Denise Lugo  Editor, Accounting and Compliance Alert

· 5 minute read

Denise Lugo  Editor, Accounting and Compliance Alert

· 5 minute read

The FASB remains on track with its efforts to enhance financial reporting standards, with a slew of new proposals and final standards set to be issued in the coming months.

In a meeting with the Financial Accounting Foundation’s (FAF) Standards-Setting Oversight Committee, FASB Chair Richard Jones and Technical Director Jackson Day provided the most current updates on the board’s progress on several key projects.

In a major push to address investor concerns, the board is poised to release seven proposals in the third quarter, tackling critical areas such as financial asset purchases, software cost accounting, and more.
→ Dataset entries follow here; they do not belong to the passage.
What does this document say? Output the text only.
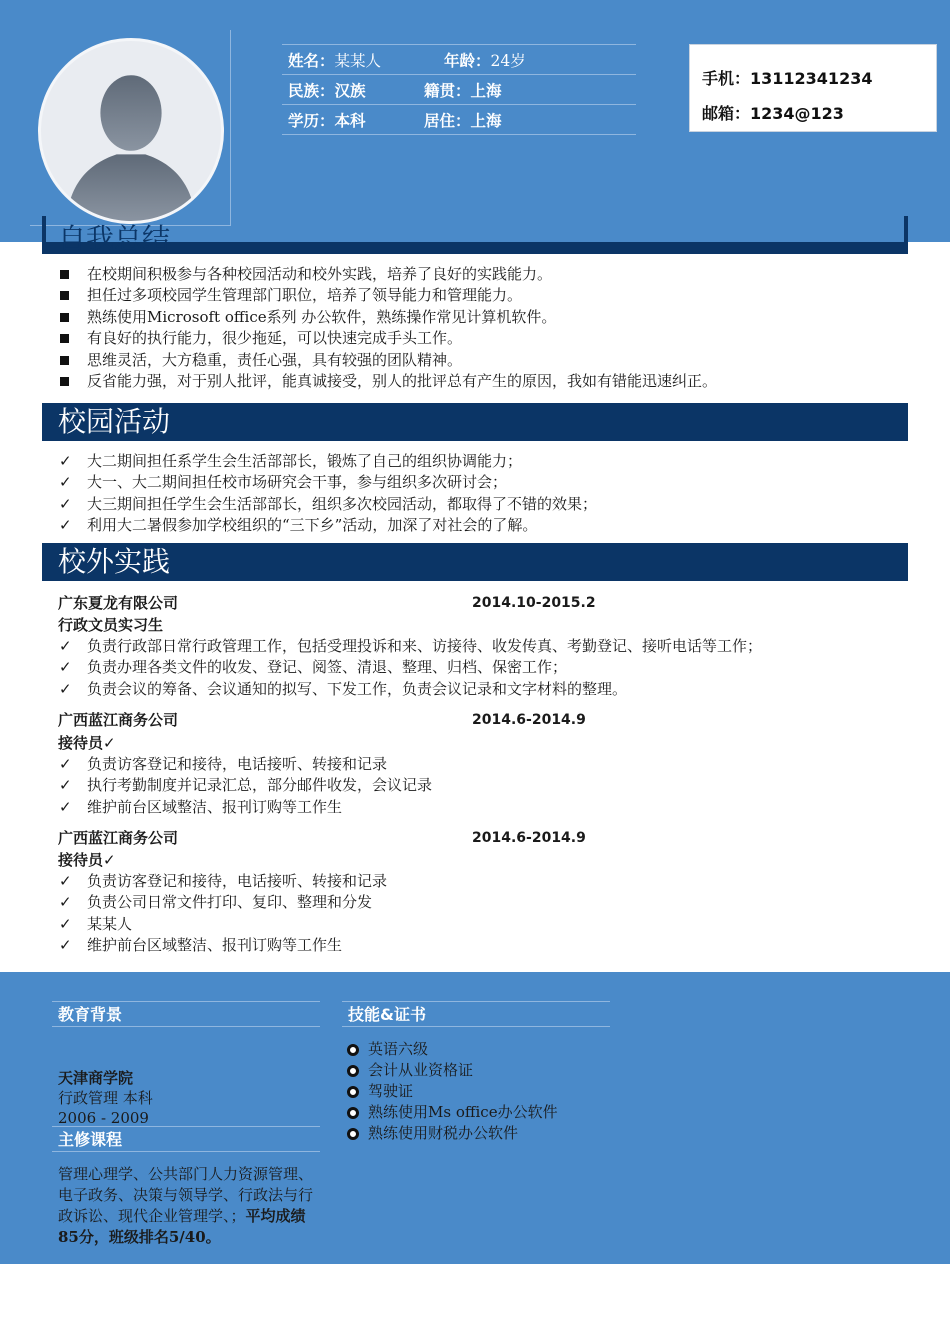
姓名：某某人	年龄：24岁
民族：汉族	籍贯：上海
学历：本科	居住：上海
手机：13112341234
邮箱：1234@123
自我总结
在校期间积极参与各种校园活动和校外实践，培养了良好的实践能力。
担任过多项校园学生管理部门职位，培养了领导能力和管理能力。
熟练使用Microsoft office系列 办公软件，熟练操作常见计算机软件。
有良好的执行能力，很少拖延，可以快速完成手头工作。
思维灵活，大方稳重，责任心强，具有较强的团队精神。
反省能力强，对于别人批评，能真诚接受，别人的批评总有产生的原因，我如有错能迅速纠正。
校园活动
✓ 大二期间担任系学生会生活部部长，锻炼了自己的组织协调能力；
✓ 大一、大二期间担任校市场研究会干事，参与组织多次研讨会；
✓ 大三期间担任学生会生活部部长，组织多次校园活动，都取得了不错的效果；
✓ 利用大二暑假参加学校组织的“三下乡”活动，加深了对社会的了解。
校外实践
广东夏龙有限公司	2014.10-2015.2
行政文员实习生
✓ 负责行政部日常行政管理工作，包括受理投诉和来、访接待、收发传真、考勤登记、接听电话等工作；
✓ 负责办理各类文件的收发、登记、阅签、清退、整理、归档、保密工作；
✓ 负责会议的筹备、会议通知的拟写、下发工作，负责会议记录和文字材料的整理。
广西蓝江商务公司	2014.6-2014.9
接待员✓
✓ 负责访客登记和接待，电话接听、转接和记录
✓ 执行考勤制度并记录汇总，部分邮件收发，会议记录
✓ 维护前台区域整洁、报刊订购等工作生
广西蓝江商务公司	2014.6-2014.9
接待员✓
✓ 负责访客登记和接待，电话接听、转接和记录
✓ 负责公司日常文件打印、复印、整理和分发
✓ 某某人
✓ 维护前台区域整洁、报刊订购等工作生
教育背景	技能&证书
天津商学院
行政管理 本科
2006 - 2009
主修课程
管理心理学、公共部门人力资源管理、电子政务、决策与领导学、行政法与行政诉讼、现代企业管理学、；平均成绩85分，班级排名5/40。
英语六级
会计从业资格证
驾驶证
熟练使用Ms office办公软件
熟练使用财税办公软件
By year-end, the board plans to unveil two standards designed to make financial statements more transparent and user-friendly for investors, a key milestone in its efforts to improve financial reporting. These standards focus on the disaggregation of income statement expenses and induced conversions of convertible debt instruments.

“We need to be cognizant of any standard that we put out there, there is a cost, and there has to be a benefit associated with it,” Jones told trustees on August 12, 2024.

He highlighted the importance of addressing investor priorities, including projects on digital assets, income tax disclosures, and the breakdown of financial reporting information. The completion of the conceptual framework, particularly the measurement methods, was also touted as a significant milestone, providing a robust foundation for consistent decision-making.

In response, FAF Trustees acknowledged the delicate balance the FASB must strike in meeting the diverse demands of its stakeholders, noting that some push for swifter action while others feel overwhelmed by the sheer volume of projects. In this context, trustee Richard Reisig asked, “Would an argument be fair to say, ‘well, a lot of those are kind of targeted’” allowing for a more focused approach?

In agreement, Jones said “we scoped them to deal with what we thought was the most critical need,” and also carefully weighed various factors, including the timing of proposals and rules. To ensure a manageable approach, he explained, “we were very careful to make sure that it wouldn’t be overwhelming to the extent you did want to respond to all.” Jones noted that the response would likely vary depending on the stakeholder, with large public accounting firms probably responding to all proposals, while preparers in the community might pick and choose.

In terms of investor outreach, the board is “being deliberate in our approach with this critical stakeholder group, sharing examples of outcomes and seeking their feedback to ensure we’re meeting their needs,” he added.

The meeting also touched on the ongoing post-implementation reviews of major standards, such as revenue recognition, credit losses, and leases. Jones emphasized the importance of continuous improvement and stakeholder outreach to ensure the standards’s effectiveness and relevance.